Small cancellation theory

In the mathematical subject of group theory, small cancellation theory studies groups given by group presentations satisfying small cancellation conditions, that is where defining relations have "small overlaps" with each other. Small cancellation conditions imply algebraic, geometric and algorithmic properties of the group. Finitely presented groups satisfying sufficiently strong small cancellation conditions are word hyperbolic and have word problem solvable by Dehn's algorithm. Small cancellation methods are also used for constructing Tarski monsters, and for solutions of Burnside's problem. Some ideas underlying the small cancellation theory go back to the work of Max Dehn in the 1910s. Dehn proved that fundamental groups of closed orientable surfaces of genus at least two have word problem solvable by what is now called Dehn's algorithm. His proof involved drawing the Cayley graph of such a group in the hyperbolic plane and performing curvature estimates via the Gauss–Bonnet theorem for a closed loop in the Cayley graph to conclude that such a loop must contain a large portion (more than a half) of a defining relation.
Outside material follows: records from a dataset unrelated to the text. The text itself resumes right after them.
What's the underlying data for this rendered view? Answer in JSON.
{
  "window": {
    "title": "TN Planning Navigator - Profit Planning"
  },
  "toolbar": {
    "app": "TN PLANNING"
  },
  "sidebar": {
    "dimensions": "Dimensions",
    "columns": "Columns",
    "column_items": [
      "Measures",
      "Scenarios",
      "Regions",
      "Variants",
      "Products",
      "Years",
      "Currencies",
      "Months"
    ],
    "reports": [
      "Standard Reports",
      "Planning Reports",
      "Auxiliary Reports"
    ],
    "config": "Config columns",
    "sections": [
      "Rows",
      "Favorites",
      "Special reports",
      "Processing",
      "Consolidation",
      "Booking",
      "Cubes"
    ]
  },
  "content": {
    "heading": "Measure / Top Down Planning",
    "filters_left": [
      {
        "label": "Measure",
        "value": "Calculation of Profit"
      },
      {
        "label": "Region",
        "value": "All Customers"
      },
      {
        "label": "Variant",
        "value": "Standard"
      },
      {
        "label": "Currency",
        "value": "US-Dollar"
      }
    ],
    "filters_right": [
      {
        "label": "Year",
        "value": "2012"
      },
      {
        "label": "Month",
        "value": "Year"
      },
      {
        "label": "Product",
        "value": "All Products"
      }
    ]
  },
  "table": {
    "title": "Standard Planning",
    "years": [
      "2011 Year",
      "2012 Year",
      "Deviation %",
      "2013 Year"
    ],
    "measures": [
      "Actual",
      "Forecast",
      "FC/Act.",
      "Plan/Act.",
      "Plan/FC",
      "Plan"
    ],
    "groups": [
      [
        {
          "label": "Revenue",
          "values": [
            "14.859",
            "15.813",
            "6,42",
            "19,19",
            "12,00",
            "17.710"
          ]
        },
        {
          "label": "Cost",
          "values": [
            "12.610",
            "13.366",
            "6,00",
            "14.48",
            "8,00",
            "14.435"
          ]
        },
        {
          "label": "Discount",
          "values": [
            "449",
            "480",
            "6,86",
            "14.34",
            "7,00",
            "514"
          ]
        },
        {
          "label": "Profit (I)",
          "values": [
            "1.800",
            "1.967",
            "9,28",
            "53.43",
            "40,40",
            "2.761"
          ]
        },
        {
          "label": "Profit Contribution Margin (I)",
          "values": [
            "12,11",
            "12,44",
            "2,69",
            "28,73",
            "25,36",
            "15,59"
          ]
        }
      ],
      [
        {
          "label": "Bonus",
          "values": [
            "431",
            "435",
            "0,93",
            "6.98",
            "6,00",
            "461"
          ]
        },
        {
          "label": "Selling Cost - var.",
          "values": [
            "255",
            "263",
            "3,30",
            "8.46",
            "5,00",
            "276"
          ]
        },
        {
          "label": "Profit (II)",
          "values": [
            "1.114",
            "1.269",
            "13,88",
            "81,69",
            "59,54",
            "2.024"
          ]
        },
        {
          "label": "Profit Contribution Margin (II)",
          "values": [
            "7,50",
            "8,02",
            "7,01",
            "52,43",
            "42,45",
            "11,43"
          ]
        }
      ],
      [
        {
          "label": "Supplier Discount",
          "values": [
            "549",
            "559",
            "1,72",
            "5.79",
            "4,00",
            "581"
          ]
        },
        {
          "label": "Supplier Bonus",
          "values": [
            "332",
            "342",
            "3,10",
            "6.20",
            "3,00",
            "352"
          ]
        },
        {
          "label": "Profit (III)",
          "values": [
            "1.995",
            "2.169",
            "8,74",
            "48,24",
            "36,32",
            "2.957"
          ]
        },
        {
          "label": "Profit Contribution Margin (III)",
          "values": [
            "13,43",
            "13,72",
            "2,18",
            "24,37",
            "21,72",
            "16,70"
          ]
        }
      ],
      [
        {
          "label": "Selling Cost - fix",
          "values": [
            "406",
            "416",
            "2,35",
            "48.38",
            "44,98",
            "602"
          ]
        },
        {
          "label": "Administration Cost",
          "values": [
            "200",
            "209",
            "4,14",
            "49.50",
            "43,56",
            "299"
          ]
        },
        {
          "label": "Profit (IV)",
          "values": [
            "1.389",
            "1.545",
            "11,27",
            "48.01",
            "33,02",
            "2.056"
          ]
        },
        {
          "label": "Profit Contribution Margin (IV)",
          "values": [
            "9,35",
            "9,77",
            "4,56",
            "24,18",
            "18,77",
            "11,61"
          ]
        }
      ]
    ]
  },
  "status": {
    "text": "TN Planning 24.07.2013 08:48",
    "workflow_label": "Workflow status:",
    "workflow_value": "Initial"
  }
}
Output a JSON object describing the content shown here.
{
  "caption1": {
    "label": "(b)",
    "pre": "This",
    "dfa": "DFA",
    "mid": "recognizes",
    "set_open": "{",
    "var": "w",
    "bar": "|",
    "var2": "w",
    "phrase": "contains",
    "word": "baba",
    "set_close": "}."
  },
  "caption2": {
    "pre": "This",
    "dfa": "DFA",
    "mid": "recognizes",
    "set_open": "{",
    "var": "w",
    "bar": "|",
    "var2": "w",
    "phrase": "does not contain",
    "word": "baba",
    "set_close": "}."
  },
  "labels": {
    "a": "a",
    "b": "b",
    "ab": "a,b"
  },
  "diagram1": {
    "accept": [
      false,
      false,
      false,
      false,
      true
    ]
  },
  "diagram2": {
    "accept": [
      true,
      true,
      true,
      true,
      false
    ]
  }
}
A 1949 paper of Tartakovskii was an immediate precursor for small cancellation theory: this paper provided a solution of the word problem for a class of groups satisfying a complicated set of combinatorial conditions, where small cancellation type assumptions played a key role. The standard version of small cancellation theory, as it is used today, was developed by Martin Greendlinger in a series of papers in the early 1960s, who primarily dealt with the "metric" small cancellation conditions. In particular, Greendlinger proved that finitely presented groups satisfying the C′(1/6) small cancellation condition have word problem solvable by Dehn's algorithm. The theory was further refined and formalized in the subsequent work of Lyndon, Schupp and Lyndon-Schupp, who also treated the case of non-metric small cancellation conditions and developed a version of small cancellation theory for amalgamated free products and HNN-extensions.